Denson v. State

600 S.E.2d 645 (2004) 267 Ga.App. 528

DENSON
v.
STATE of Georgia.

No. A04A0498.

Court of Appeals of Georgia.

May 20, 2004.

*646 Jackie G. Patterson, La Grange, for appellant.

Thurbert E. Baker, Attorney General, Christopher S. Brasher, Senior Assistant Attorney General, James J. Phillips, Assistant Attorney General, for appellee.

MILLER, Judge.

Derrick Denson appeals from the trial court's order declaring that OCGA § 42-1-13[1] was not unconstitutional as applied to Denson. In Denson's sole enumeration on appeal, he argues that OCGA § 42-1-13 is an unconstitutional ex post facto law as applied to him, because the law was enacted after Denson, a convicted sex offender, had already been living within 1,000 feet of a day care facility. According to Denson, enforcement of the law would now unfairly subject him to increased punishment. We hold that, because the additional punishment for Denson could only be imposed if Denson chooses to commit a new crime by failing to move from his current residence, and OCGA § 42-1-13 does not otherwise affect Denson's current sentence, the trial court did not err in concluding that OCGA § 42-1-13 was not unconstitutional as applied to Denson. We therefore affirm.

The record reveals that Denson pled guilty to statutory rape in 1997 and was sentenced to ten years (two to serve and eight on probation). As a convicted sex offender, Denson was required to be, and is, registered with the State Sexual Offender Registry pursuant *647 to the provisions of OCGA § 42-1-12. While serving his probation, and prior to the General Assembly enacting OCGA § 42-1-13 in June 2003, Denson began living within 1,000 feet of a day care facility. Denson's probation officer contacted him by letter dated August 21, 2003, informing Denson that he was in violation of OCGA § 42-1-13 by living within 1,000 feet of the day care facility, and that the State would issue a warrant for Denson's arrest if he did not move to a new residence.

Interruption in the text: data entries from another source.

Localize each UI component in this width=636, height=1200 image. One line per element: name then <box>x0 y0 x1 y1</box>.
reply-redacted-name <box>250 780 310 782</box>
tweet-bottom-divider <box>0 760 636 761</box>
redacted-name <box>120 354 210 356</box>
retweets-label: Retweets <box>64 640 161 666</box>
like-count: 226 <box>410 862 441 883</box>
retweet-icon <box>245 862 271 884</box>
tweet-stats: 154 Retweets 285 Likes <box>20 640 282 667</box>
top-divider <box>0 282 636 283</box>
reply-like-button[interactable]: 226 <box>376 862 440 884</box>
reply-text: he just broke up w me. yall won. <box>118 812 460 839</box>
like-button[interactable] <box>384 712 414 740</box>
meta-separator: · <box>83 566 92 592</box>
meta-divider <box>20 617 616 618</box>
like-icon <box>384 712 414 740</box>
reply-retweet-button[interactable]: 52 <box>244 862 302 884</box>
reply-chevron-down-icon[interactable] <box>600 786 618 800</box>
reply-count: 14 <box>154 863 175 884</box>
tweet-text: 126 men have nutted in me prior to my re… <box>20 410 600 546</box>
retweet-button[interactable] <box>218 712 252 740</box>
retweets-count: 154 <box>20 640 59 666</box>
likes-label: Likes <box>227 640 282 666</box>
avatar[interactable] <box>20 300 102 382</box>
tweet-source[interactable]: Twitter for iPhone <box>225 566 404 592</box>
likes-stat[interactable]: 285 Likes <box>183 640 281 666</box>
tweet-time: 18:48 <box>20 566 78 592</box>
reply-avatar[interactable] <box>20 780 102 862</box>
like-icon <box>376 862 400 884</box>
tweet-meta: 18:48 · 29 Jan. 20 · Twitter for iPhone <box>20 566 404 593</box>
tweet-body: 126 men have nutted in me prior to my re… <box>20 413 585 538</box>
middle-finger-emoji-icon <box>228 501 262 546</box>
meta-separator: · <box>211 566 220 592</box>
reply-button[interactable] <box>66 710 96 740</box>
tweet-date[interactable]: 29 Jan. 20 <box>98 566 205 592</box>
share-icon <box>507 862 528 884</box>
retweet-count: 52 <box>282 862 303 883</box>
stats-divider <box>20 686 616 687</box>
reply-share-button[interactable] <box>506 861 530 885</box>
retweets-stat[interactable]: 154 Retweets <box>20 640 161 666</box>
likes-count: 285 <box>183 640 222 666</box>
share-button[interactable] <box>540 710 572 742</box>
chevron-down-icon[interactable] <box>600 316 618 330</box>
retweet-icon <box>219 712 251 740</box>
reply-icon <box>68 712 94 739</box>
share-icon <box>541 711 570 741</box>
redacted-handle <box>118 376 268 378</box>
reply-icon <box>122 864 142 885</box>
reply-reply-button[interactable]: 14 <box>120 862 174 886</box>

Denson filed a declaratory judgment action in Troup County Superior Court, arguing that OCGA § 42-1-13 was an unconstitutional ex post facto law as applied to him. Denson contended that enforcement of the statute would unfairly increase his sentence retroactively, because prior to the new law being passed, Denson had been in full compliance with the law when he began living in the house that was within 1,000 feet of the day care facility. The trial court declared that OCGA § 42-1-13 was not unconstitutional as applied to Denson, and further denied Denson a temporary injunction staying enforcement of the statute against him, prompting this appeal.

Where only an issue of law exists and the facts are undisputed in a bench trial, we review the trial court's decision for plain legal error. Bearden v. Ga. Power Co., 262 Ga.App. 550, 586 S.E.2d 10 (2003). Here, the facts are undisputed.

The ex post facto clause of the Georgia Constitution prohibits the infliction of a greater punishment than was permitted by the law in effect at the time of the commission of the offense, the subsequent criminal proscription of an act which was not a crime when done, the alteration of the quality or degree of the charge, the requirement of less or different evidence than was necessary at the time of the violation, and the deprivation of any substantial right or immunity possessed at the time the defendant committed the act.

(Citation omitted.) Hamm v. Ray, 272 Ga. 659(1), 531 S.E.2d 91 (2000). Here, Denson contends that enforcement of OCGA § 42-1-13 against him will deprive him of substantial rights and increase his punishment. We disagree.

Even though a statute, passed after a conviction, uses the [prior] conviction as an element of a future offense, this is not an ex post facto law, because the defendant's punishment for his earlier conviction is not increased. Rather, the statute punishes only for a future offense, which punishment is rationally enhanced by the prior conviction. (Footnote omitted.) State v. Dean, 235 Ga.App. 847, 849(2), 510 S.E.2d 605 (1998). Such is the case here, as Denson can only be punished under OCGA § 42-1-13 if he prospectively chooses to violate the law by continuing to reside at his current address. The fact that Denson's prior conviction subjects Denson to possible punishment under OCGA § 42-1-13 does not somehow convert the statute into an unconstitutional ex post facto law as applied to Denson. The trial court properly concluded that Denson was not entitled to the requested declaratory relief.

Judgment affirmed.

ANDREWS, P.J., and ELLINGTON, J., concur.

NOTES

[1] OCGA § 42-1-13 provides in subsections (b) and (c) that [n]o individual required to register [as a sex offender] under Code Section 42-1-12 shall reside within 1,000 feet of any child care facility, school, or area where minors congregate.... [and][a]ny person who knowingly fails to comply with the requirements of this Code section shall be guilty of a felony and shall be punished by imprisonment for not less than one nor more than three years.